伊勢赤十字病院のホームページをご覧いただき、ありがとうございます。また平素より当院の活動にご理解並びにご支援を賜り、心より感謝申し上げます。
当院は、伊勢神宮を擁する三重県伊勢市に位置し、明治37年2月1日、日本赤十字社の最初の支部病院である三重支部山田病院として開設され、以来122年にわたり地域医療を堅持してまいりました。
三重県、特に当院が位置する県南部は南北に長い地形を特徴とし、交通アクセスの不備、医師・病院の偏在という問題が以前から指摘されてきました。こうした厳しい環境の中においても、当院は昭和60年には県初の救命救急センターを設置し、年間約10,000台の救急車を受け入れています。その後、地域がん診療連携拠点病院、地域医療支援病院、へき地医療拠点病院、ドクターヘリ基地病院の指定を受け、急性期・救急医療を担う病院として成長してきました。さらに、この数年では県内で配備の遅れている精神科身体合併症病棟(MPU病棟)の設置やがんゲノム医療連携病院の認定の取得など、「いかなる疾患も、当地で治療を完結する」という方針を貫いて現在に至っています。

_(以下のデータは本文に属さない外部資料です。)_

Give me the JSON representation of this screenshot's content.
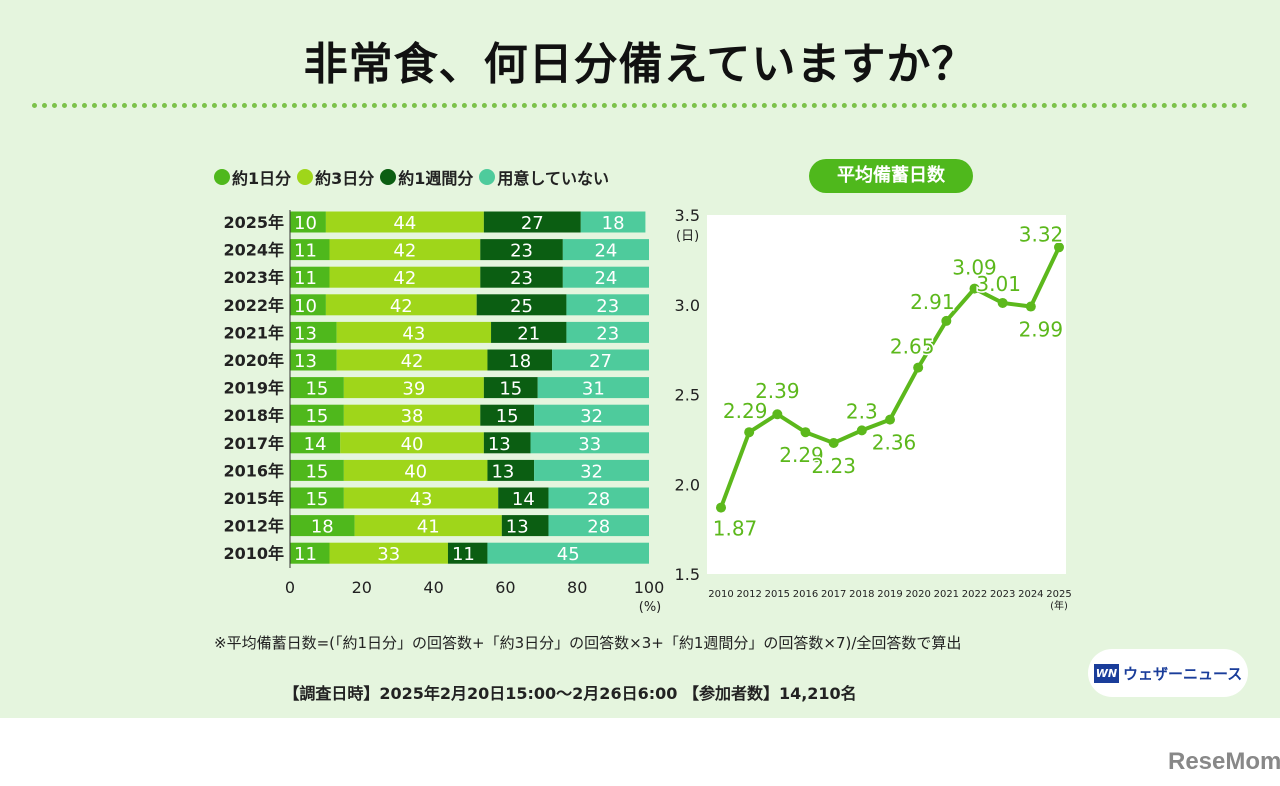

もちろん、急性期病院としての良質な医療の提供は大前提です。質向上に努め、PDCAを回して改善活動を進めていくことが安心・安全な医療の提供に繋がります。昨年から今年にかけて、臨床検査室の品質と能力を保証する国際規格であるISO 15189の認証や、救命救急センターの質指標となる日本外傷学会認定の外傷診療施設機能評価でS評価を取得しました。質改善のマインドを常に持ち続け、病院機能をアップデートすることを心がけています。
近年、平均寿命の延伸による患者層の高齢化を背景として、身体への負担がより少ない治療法が求められています。当院でも低侵襲治療を積極的に導入しており、ハイブリッド手術室では、脳卒中や脳動脈瘤に対してのカテーテルを用いた脳血管内治療の他、経カテーテル大動脈弁置換術(TAVI)や大動脈瘤に対するステント留置術(EVAR、TEVAR)、経カテーテル左心耳閉鎖術(WATCHMAN)も数多く実施しています。さらに、ロボット(da Vinci)手術症例も増加していますが、ロボット手術は人間の手よりも繊細な動きと可動域の広いロボットアームにより従来の手術に比べて身体への負担が最小限に抑えられるのが特徴です。当院では2台のロボットを保有し、泌尿器科、外科、婦人科領域で年間約300例の実績があります。今後は呼吸器外科での導入により400例以上を目標としてさらに精密で安全な手術を目指しています。
伊勢赤十字病院は、赤十字の理念に基づき、地域の皆様の健康と幸福を守るため、常に進化し続ける病院でありたいと願っています。